Я чувствую, что начинаю краснеть.
– Много, – произношу я глухо. – Очень много. Наверное, каждый второй.
– В том-то и дело, – говорит он. – Я не кидаю. Никогда не кидал и не стану. Но если я соглашусь на… – Он запинается. – На сотрудничество, мне придется тебя кинуть. Мне не выбраться оттуда, понимаешь. Не соскочить. У меня ничего не осталось, только Чума. Я подсел на нее, думал: поиграю и брошу. Не вышло, меня затянуло, как и других. А потом меня подставили. Я дорос до десятой ступени, а один подонок на девятой, он обещал…
– Подожди, – прерываю я его. – Не рассказывай мне сейчас. Вот мой телефон. Выйдешь отсюда – позвони. В любом случае позвони, ладно? Я покажу тебе, как мы работаем. Покажу, что мы делаем. Что можно сделать. Потом решишь. Позвонишь?
– Хорошо, – говорит он. – Обещаю.
– Мне сказали, что сестры тебя собирают, – говорю я Насте. – А они, судя по всему, отвели тебя в салон красоты.
Настя преобразилась. Она совсем не похожа на себя утреннюю. Передо мной стройная, уверенно держащаяся миловидная девушка.
– Я всего лишь одолжила немного косметики, – говорит она. – Я тебе нравлюсь?
– Да, – говорю я искренне и вновь краснею, как недавно с Артемом. – Пойдем, машина во дворе.
– Что я должна буду делать? – спрашивает Настя, когда мы выезжаем на автостраду.

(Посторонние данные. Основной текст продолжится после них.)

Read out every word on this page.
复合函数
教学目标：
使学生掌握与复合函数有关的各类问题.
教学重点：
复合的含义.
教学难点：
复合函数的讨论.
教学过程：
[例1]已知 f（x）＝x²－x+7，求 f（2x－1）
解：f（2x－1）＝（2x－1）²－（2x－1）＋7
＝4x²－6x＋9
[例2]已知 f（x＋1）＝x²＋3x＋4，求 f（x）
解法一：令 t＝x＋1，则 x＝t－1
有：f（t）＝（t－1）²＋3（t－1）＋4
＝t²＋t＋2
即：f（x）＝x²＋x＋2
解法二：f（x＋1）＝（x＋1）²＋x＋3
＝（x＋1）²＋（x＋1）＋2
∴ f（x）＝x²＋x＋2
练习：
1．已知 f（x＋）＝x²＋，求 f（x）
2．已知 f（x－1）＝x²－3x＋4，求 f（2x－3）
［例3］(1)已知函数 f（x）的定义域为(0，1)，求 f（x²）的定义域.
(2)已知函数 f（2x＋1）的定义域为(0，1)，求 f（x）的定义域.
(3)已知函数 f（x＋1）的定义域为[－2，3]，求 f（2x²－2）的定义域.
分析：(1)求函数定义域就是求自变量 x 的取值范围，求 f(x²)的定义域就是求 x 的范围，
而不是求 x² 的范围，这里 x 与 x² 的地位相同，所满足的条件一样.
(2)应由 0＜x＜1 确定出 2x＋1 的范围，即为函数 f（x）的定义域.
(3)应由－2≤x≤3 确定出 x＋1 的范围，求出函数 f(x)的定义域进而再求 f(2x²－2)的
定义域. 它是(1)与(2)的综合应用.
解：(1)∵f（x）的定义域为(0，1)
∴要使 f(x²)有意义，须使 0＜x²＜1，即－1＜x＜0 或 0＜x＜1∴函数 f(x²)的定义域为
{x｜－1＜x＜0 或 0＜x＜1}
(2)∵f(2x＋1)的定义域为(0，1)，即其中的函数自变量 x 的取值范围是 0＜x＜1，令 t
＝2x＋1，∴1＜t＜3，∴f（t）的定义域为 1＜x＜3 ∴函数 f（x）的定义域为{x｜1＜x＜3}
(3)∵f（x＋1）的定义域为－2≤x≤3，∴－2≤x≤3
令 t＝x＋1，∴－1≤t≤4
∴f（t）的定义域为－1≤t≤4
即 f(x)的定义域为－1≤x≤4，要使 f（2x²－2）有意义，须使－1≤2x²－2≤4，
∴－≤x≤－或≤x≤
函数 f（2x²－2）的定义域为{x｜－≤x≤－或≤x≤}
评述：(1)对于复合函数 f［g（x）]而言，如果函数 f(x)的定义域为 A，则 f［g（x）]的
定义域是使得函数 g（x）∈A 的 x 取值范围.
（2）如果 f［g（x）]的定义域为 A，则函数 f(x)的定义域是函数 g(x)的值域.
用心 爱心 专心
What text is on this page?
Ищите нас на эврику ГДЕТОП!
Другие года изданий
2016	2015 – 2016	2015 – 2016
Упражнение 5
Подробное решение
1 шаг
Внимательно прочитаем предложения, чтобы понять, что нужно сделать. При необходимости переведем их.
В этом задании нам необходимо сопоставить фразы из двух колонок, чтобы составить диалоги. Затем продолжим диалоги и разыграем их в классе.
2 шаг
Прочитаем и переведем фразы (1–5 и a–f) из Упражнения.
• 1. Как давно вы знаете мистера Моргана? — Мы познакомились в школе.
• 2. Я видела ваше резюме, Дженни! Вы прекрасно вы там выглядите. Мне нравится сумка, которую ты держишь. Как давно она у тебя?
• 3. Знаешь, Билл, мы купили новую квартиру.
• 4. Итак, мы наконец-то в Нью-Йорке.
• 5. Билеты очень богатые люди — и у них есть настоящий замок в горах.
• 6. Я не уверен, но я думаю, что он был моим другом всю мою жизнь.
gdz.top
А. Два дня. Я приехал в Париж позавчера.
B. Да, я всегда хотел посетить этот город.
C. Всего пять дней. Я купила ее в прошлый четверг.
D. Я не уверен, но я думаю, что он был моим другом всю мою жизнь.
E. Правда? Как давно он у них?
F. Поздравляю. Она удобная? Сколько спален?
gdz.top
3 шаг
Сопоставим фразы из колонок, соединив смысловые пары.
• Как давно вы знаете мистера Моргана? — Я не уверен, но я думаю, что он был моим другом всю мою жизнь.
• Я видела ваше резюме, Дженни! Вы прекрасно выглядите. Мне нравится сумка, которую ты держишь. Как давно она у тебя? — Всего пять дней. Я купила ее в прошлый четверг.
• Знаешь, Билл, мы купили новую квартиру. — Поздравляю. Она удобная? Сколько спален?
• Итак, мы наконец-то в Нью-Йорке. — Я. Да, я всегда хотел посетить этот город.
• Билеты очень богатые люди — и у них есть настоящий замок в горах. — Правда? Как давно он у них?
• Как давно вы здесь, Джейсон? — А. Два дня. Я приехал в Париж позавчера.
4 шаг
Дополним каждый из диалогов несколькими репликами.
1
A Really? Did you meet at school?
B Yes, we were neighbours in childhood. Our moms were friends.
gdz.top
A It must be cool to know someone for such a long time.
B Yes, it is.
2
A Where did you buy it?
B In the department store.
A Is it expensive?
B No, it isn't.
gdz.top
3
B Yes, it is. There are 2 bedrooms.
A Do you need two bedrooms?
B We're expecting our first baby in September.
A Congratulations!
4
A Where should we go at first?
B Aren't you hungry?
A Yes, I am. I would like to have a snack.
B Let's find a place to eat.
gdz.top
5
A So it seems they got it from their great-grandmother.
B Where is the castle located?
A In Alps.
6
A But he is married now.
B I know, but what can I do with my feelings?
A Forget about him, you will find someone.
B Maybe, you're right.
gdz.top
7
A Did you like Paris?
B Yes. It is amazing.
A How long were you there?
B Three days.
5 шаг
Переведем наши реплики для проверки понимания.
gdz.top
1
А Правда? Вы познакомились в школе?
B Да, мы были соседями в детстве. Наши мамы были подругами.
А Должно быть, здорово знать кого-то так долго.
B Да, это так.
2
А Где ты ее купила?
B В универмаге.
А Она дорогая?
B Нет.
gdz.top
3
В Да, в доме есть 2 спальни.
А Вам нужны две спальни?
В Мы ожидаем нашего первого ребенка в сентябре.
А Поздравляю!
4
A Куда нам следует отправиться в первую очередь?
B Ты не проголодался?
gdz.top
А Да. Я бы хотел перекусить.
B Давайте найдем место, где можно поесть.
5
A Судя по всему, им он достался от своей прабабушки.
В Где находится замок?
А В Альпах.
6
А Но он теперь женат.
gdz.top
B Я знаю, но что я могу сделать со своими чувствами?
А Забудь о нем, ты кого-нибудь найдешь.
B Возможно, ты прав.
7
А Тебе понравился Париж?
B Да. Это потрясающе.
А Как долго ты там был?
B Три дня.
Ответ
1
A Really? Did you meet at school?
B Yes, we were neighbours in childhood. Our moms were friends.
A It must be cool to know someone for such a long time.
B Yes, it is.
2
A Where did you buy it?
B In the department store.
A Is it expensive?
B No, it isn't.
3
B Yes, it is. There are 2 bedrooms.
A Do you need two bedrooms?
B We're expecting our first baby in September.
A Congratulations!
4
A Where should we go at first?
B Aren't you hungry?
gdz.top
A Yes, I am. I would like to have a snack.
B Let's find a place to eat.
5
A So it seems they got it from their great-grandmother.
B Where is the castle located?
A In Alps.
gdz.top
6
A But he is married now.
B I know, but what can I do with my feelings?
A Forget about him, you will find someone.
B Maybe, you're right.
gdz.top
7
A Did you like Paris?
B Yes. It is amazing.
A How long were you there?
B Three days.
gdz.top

– Ничего. Пока ничего. Я не стану просить тебя никого подставлять или сдавать. За одним исключением.
– Вот как! Каким же?
– Настя, – говорю я, – давай я не стану читать тебе мораль и скажу напрямик. Ты ведь представляешь, чем мы занимаемся?
– В общих чертах.
– Хорошо. Меня интересует информация. На одного человека. Если, конечно, можно назвать его человеком.
– На императора?
– Да.
– Что тебя интересует?
– Все. Все, что ты о нем знаешь.
– Что ж… Это страшный человек.
– Я догадываюсь. Можно конкретней?
– Боюсь, что конкретики мало. Никто не знает ни кто он, ни где живет, ни сколько ему лет. У него механический, пропущенный через преобразователь голос. А вот он… Он знает все. Обо всех. Обо мне тоже. Знает, кто я. Где живу. Как выгляжу.
– Даже как выглядишь? Каким, интересно, образом?
– Однажды он велел мне явиться в одно пустынное место. Я пришла. Он проехал мимо на машине. Посмотрел на меня. И исчез. А возможно, это был и не он, а кто-то, меня сфотографировавший. Так он поступает со всеми, кого приближает к себе. Это ужасный человек. Беспощадный. Он забавляется тем, что тасует людей, как карты в колоде. Играет ими, жонглирует.
– Хороший мальчик, – говорю я. – Как он выглядит? Виртуально, разумеется.
– Так же, как его персонаж.
– Вот как? Кто же его персонаж?
– Он называет себя товарищ Сталин.
В квартире у Насти даже не беспорядок – погром. Я ошеломленно останавливаюсь на пороге. Как сказал бы Андрюхин, бардак с прицепом.
– Извини, не помню уже, когда делала уборку, – говорит Настя стыдливо. – Не до нее было. А потом – не успела.
– Ничего, – говорю я. – Ты уверена, что я могу войти? Сейчас самое время меня кинуть.